Eurico, o Presbítero teria tudo para ser um enorme êxito
hollywoodesco, não fora ter sido escrito por um português no século XIX. Datado
de 1844, o romance surge normalmente englobado no conjunto de obras que conferem
ao autor o estatuto de primeiro grande cultor do romance histórico entre nós. O
próprio Herculano denota escrúpulos na classificação do livro, referindo-se-lhe
como «crónica-poema, lenda ou o que quer que seja». A acção decorre no fim do
século VII, aquando da chegada dos árabes ao Reino Visigótico. O comandante Ṭāriq
ibn Ziyād é uma das personagens históricas evocadas. Do lado cristão, evoca-se
a figura do suevo Teodomiro e coloca-se em acção Pelágio das Astúrias. Mas a
personagem central, um godo de nome Eurico, é pura ficção, apesar de no séc. V
ter existido um Eurico rei dos visigodos.

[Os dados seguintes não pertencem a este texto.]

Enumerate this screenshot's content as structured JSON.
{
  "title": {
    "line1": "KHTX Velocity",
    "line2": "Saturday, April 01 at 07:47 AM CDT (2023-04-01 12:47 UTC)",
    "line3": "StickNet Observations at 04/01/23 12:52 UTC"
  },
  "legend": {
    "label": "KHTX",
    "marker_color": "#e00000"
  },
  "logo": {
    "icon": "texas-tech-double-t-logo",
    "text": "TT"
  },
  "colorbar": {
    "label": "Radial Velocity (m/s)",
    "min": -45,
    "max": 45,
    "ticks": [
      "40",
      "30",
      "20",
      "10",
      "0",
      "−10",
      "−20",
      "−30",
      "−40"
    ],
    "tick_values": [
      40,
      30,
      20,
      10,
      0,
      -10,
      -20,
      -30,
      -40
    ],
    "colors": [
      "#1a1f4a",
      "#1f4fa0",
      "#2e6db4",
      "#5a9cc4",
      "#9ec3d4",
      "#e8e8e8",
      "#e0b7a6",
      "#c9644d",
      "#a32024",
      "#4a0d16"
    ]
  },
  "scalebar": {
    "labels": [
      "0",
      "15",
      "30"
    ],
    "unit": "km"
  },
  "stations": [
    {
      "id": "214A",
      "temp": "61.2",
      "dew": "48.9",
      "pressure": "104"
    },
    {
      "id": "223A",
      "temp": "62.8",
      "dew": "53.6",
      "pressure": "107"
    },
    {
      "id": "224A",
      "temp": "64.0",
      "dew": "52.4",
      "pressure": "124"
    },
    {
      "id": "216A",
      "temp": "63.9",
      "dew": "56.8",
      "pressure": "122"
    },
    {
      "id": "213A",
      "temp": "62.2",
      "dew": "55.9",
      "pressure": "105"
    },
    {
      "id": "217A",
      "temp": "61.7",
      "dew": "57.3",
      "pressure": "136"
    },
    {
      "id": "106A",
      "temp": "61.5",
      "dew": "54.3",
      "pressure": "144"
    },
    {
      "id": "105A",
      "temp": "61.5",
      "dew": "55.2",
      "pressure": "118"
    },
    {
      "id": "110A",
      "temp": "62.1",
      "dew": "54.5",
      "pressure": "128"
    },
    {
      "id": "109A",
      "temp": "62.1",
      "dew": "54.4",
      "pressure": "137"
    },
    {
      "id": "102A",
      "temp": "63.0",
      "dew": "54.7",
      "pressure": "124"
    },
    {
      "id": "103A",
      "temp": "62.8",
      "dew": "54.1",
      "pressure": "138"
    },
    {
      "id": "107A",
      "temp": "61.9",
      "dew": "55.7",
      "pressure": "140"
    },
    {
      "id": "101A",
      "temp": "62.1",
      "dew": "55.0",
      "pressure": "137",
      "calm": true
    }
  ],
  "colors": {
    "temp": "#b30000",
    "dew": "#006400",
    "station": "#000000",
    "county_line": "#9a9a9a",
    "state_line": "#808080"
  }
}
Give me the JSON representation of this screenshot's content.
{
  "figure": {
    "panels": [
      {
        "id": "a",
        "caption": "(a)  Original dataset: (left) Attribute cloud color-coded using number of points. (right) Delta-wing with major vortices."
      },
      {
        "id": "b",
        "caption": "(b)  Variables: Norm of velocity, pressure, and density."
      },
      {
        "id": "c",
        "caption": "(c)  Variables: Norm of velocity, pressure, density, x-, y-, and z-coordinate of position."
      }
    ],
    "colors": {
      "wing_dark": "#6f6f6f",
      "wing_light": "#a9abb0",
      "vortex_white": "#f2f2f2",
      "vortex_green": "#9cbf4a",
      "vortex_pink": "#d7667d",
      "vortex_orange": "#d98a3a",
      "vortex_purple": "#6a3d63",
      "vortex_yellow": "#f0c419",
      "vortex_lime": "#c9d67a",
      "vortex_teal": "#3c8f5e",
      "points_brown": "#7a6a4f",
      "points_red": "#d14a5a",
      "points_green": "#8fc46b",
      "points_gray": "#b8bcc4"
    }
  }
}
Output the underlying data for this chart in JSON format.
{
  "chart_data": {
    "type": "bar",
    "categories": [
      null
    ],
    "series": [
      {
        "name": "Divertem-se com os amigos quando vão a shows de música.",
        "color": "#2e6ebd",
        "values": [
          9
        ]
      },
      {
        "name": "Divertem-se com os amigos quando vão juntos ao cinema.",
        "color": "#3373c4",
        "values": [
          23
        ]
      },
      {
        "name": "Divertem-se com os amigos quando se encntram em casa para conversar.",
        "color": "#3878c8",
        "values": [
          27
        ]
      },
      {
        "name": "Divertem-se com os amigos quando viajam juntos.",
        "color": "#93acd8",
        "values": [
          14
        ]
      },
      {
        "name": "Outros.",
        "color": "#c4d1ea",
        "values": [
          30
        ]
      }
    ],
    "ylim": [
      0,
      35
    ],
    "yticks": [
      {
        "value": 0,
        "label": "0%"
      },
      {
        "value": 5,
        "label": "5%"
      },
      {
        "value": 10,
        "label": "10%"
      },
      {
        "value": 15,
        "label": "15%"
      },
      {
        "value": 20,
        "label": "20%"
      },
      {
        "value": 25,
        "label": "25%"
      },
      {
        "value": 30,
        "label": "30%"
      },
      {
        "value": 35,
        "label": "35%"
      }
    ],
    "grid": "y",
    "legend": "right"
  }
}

Duas existências pelejam no interior de Eurico, uma antes
de ter experimentado o amor por uma mulher, outra depois de esse amor se ter
revelado impossível. Hermengarda é o nome da amada, recusada a Eurico devido à
posição humilde por este ocupada. Convertido à religião e à poesia, Eurico, o
presbítero, recolhe-se na pobre paróquia de Carteia durante dez anos de vida,
até que a vista dos árabes a invadirem terras espanholas, e a tomada de
conhecimento de traições em curso no reino visigótico, o levam a vestir novamente
a farda de cavaleiro negro. Presbítero pela mulher amada, Cavaleiro Negro pela
pátria, Eurico transporta a característica essencial a todos os grandes heróis
de ficção: a ambivalência. Metade humano, metade animal, como as lendárias
figuras mitológicas, cavaleiro solitário com o coração dividido entre a melancolia
e a ferocidade.
«Orgulho humano, qual és tu mais — feroz, estúpido ou
ridículo?», pergunta-se a determinada altura como quem encontra subtítulo para
a história de uma vida. Dito isto, os condimentos estão lançados. Temos intriga
política, brutais cenários de guerra, desconfianças e traições, temos
sequências violentas como a de um suicídio em massa de freiras que recusam
terminar como prostitutas nas mãos dos árabes, temos resgates improváveis, perseguições,
temos batalhas sangrentas, temos muito sangue, muita porrada, donzelas
lindíssimas e frágeis, gente que enlouquece por amor, temos desespero e
esperança, guerreiros resistentes como aço, gritos, maldições, martírios. E temos
um amor impossível em cenário de fundo, do qual retiraremos um sacrifício final
em nome da vingança. Pela pátria? Pelo amor impossível? Pela busca da paz
eterna?
A gente lê e é como se estivesse a ver um Braveheart à
portuguesa. Houvesse por cá máquina de cinema, seria isto um sucesso dos
diabos. Ainda mais agora, neste tempo de discussão civilizacional, com o
fantasma do califado a açoitar o Ocidente através de um terrorismo atroz.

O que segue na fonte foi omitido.